Unlike Venice, here we come prepared with written directions to a couchsurfers house. Diana greets us at the door, “Welcome, this is your home.” She reiterates this as she shows us around. “This is your home – do as you like, don’t ask for anything. There is not much food, but what there is you can eat it. Here are your keys…” She hands them to us and puts the kettle on. “Ah, you’re one of those couchsurfing hosts!” I hug her thanks and kiss her cheek. We sit together on sofa and floor cushions, discuss travels, politics and love. I make pasta, Diana opens some wine and we continue chatting until midnight.
In the morning Diana has to work early before I get up. I take advantage of the spacious living room and that gap of time alone before David gets up to practice some yoga. I realise I need some space.
We travel by bus together to the city centre and hunt down Tourist Information to precure some maps before going our seperate ways for the day.
Bologna is very orange. It’s nickname is apparently “La Rossa” (The Red One), referring to the colour, but also the citiy’s Socialist reputation after World War II. I don’t think it’s red. It’s orange. The historic centre has some beautiful (orange and yellow) architecture, but otherwise I find the city unremarkable. I feel this is good – I need to be somewhere unremarkable for the moment, take time for myself without the push and pull of tourist urges.
Writing my diary in a vegetarian (and fish) cafe, I’m interrupted by a Nigerian man trying to sell me a pair of socks and asking if I might buy him a coffee. I refuse politely and explain I’m a hitchhiker, travelling cheap. He wishes me well on my journey and leaves. Then I feel ridiculous, and mean. The guy only wants a coffee. How many people give me lifts, buy me coffee, feed and house me out of generosity? I go out and look for him, but he’s already out of sight.
I meet David and Diana at the “Anarchic Circle”, inside one of the city gates at Santa Stefano. There are two social centres, including Atlantide, which I had already heard of. They’re opposite one another, either side of the place where the gate once stood: old buildings with Roman columns, very impressive – but closed. This is becoming a theme for us. We go in search of other social centres, directed by a group of older generation anarchists, who tell us the younger ones are harder to find these days as they’ve had problems with “diggers” – undercover intelligence gathering police. They tell us the best place to go is Xm24, so we cross the city to get there.
It’s like some kind of old hangar, covered in graffiti and dogs. A punk gig is about to start downstairs and a crusty of indeterminate gender is asleep with their head on a table. Ah yes, this feels much more like home. We drink a beer at the table and listen to the punk through the floor, begrudging paying the €4 entry fee, though actually it sounds really good. Suddenly it’s midnight, time to jump the last bus home.

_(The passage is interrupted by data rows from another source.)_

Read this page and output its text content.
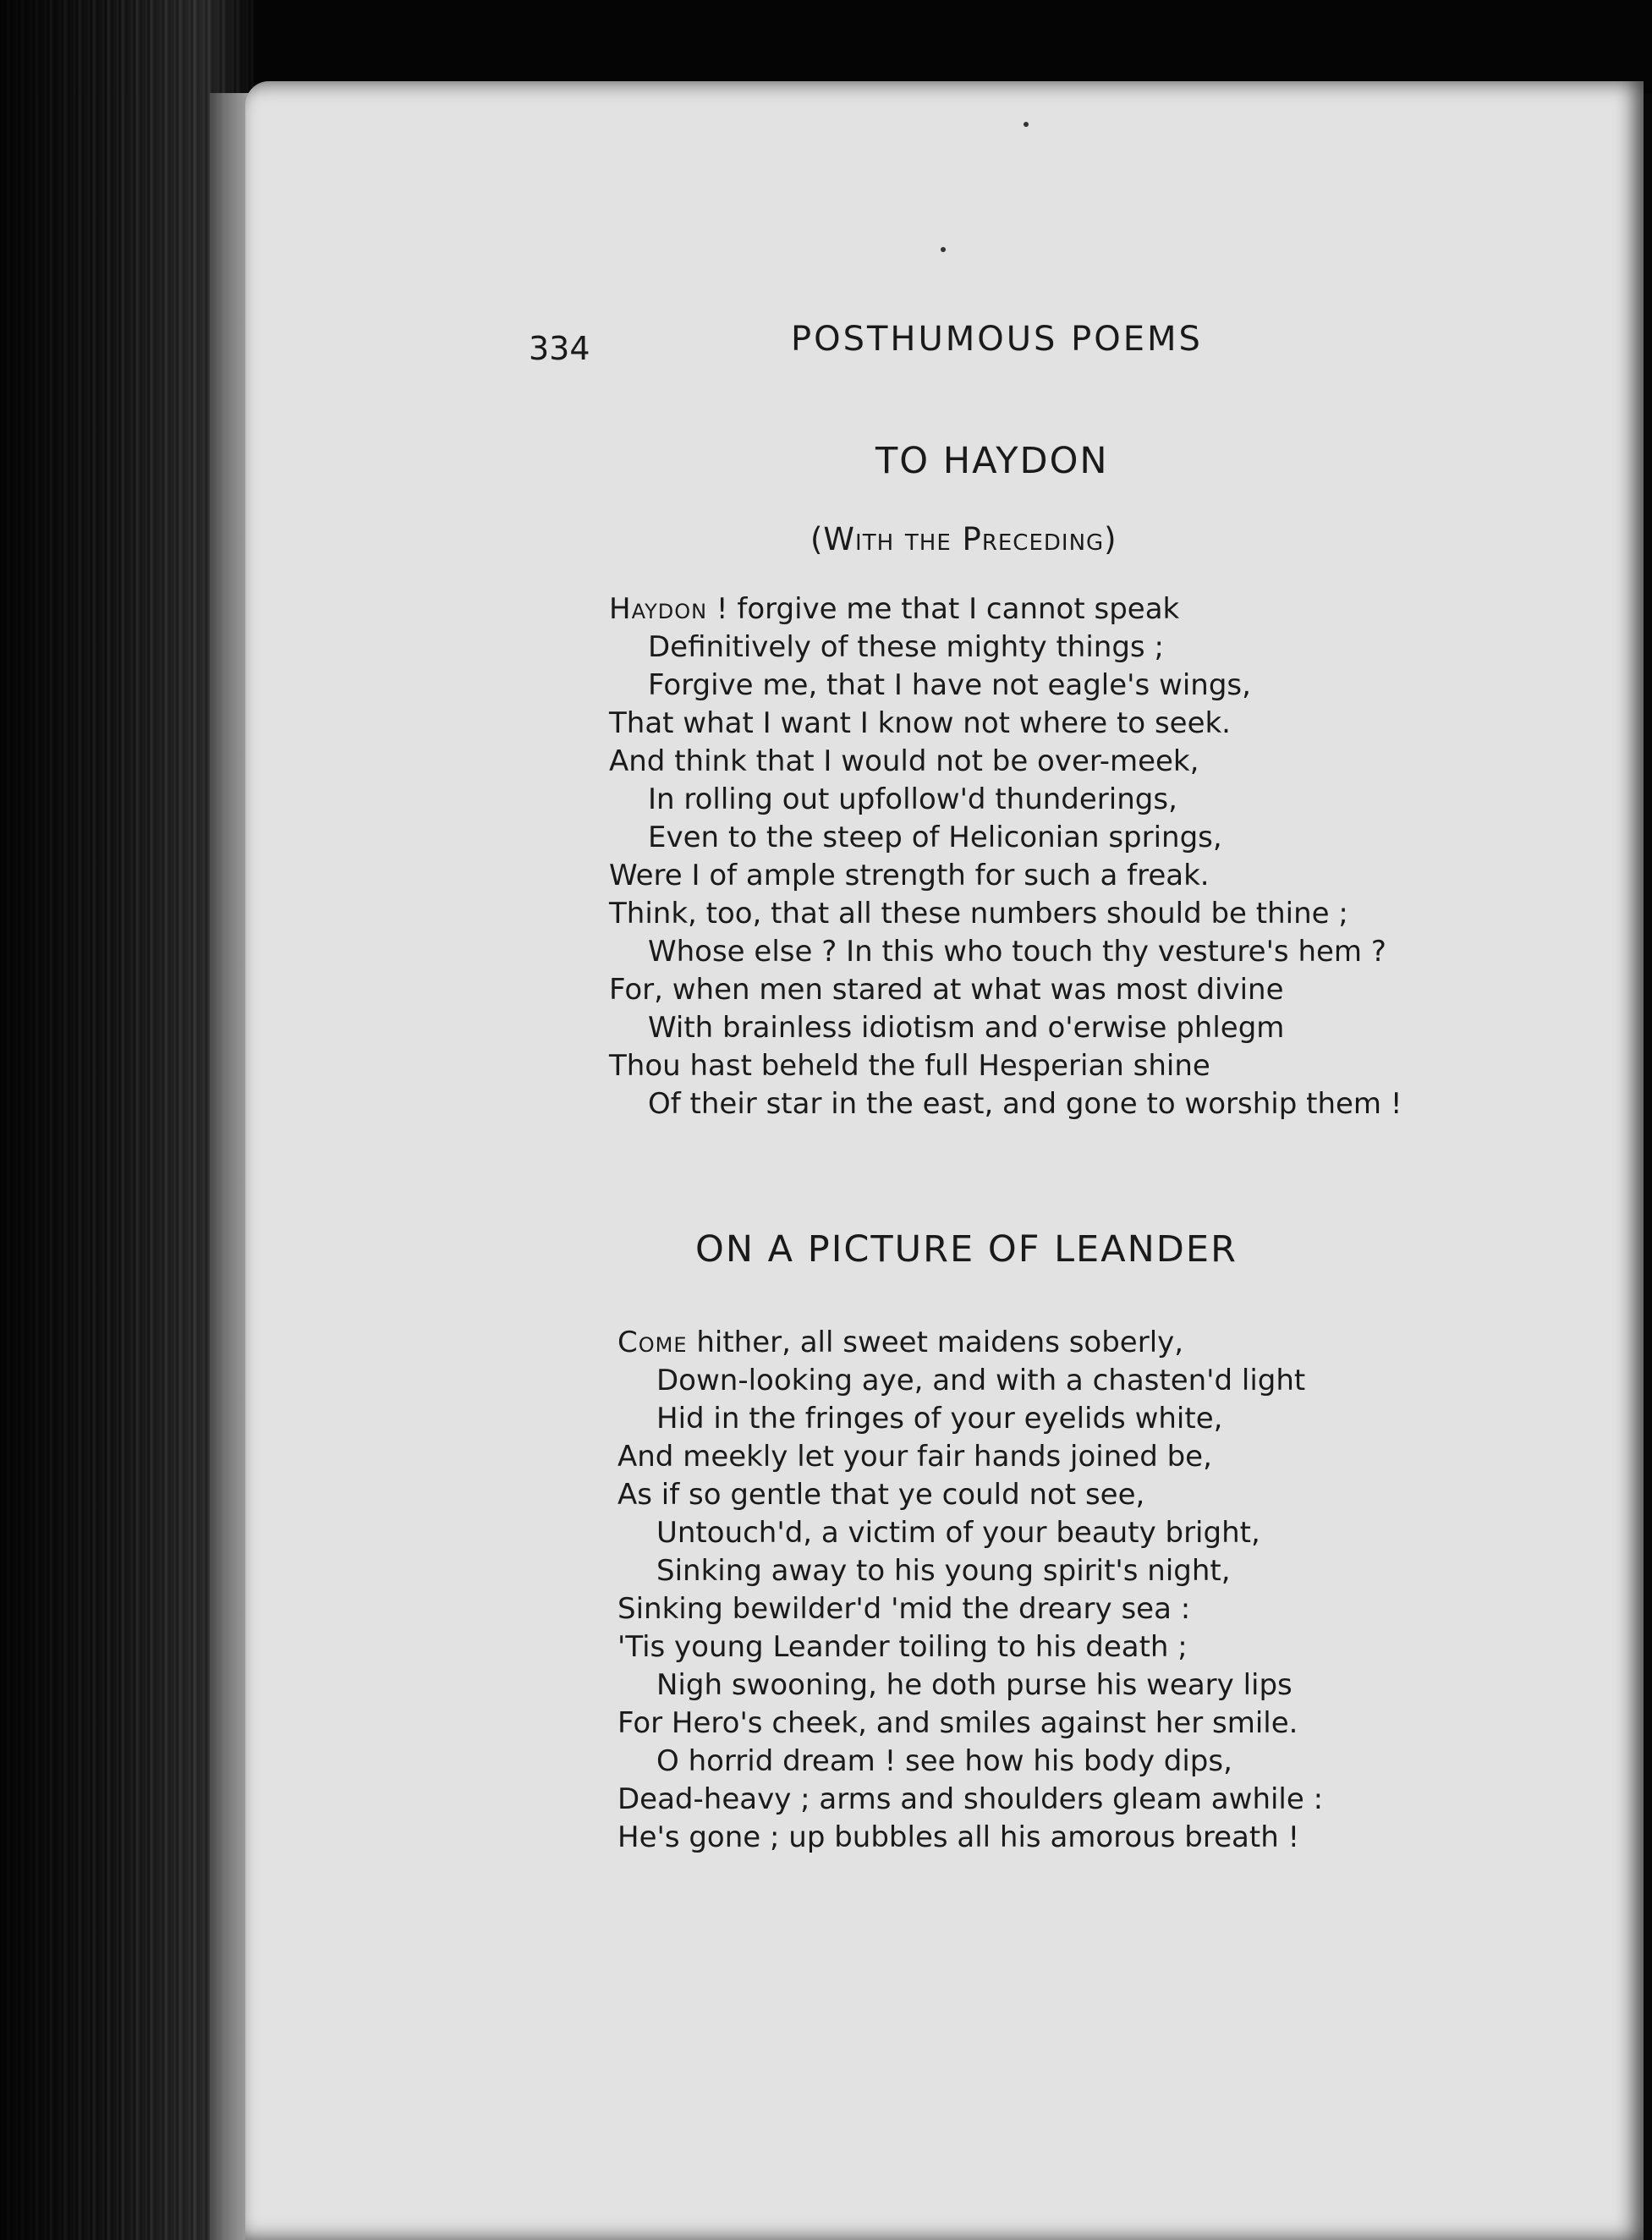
334	POSTHUMOUS POEMS
TO HAYDON
(With the Preceding)
Haydon ! forgive me that I cannot speak
Definitively of these mighty things ;
Forgive me, that I have not eagle's wings,
That what I want I know not where to seek.
And think that I would not be over-meek,
In rolling out upfollow'd thunderings,
Even to the steep of Heliconian springs,
Were I of ample strength for such a freak.
Think, too, that all these numbers should be thine ;
Whose else ? In this who touch thy vesture's hem ?
For, when men stared at what was most divine
With brainless idiotism and o'erwise phlegm
Thou hast beheld the full Hesperian shine
Of their star in the east, and gone to worship them !
ON A PICTURE OF LEANDER
Come hither, all sweet maidens soberly,
Down-looking aye, and with a chasten'd light
Hid in the fringes of your eyelids white,
And meekly let your fair hands joined be,
As if so gentle that ye could not see,
Untouch'd, a victim of your beauty bright,
Sinking away to his young spirit's night,
Sinking bewilder'd 'mid the dreary sea :
'Tis young Leander toiling to his death ;
Nigh swooning, he doth purse his weary lips
For Hero's cheek, and smiles against her smile.
O horrid dream ! see how his body dips,
Dead-heavy ; arms and shoulders gleam awhile :
He's gone ; up bubbles all his amorous breath !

Tuesday we planned to go to Rome, but at 2am Monday night we still don’t have a couch there. This combined with a late night and late morning means postponing the 400km hitch for the following day.
Walking into town I see a familiar face: it’s the Nigerian man from yesterday. We greet one another like old friends and I apologise for not buying him a coffee. I offer him one now, but he’s already taken two today and says if he has another then he won’t sleep. He hints subtly and with astonishing politeness, humility and tact that he would actually like some money – without directly asking. I give him a euro, feeling slightly ridiculous as it’s such a small amount. We chat a while. He asks about my travels and I ask how it is for Nigerians in Italy. He says there are many of them, just getting by. Things are difficult without documents. Well, I already noticed that – in Italy it’s illegal even to use the internet without identification. We speak about Schengen and fingerprints. He wants to get papers here and then a visa for England. He thinks England won’t see his fingerprints because it’s not in Schengen. I’m sorry to inform him otherwise. “Shit shit shit, oh fuck!” I’m so sorry. We talk some more and he says goodbye. I wish him luck, sad to think he’s going to need it.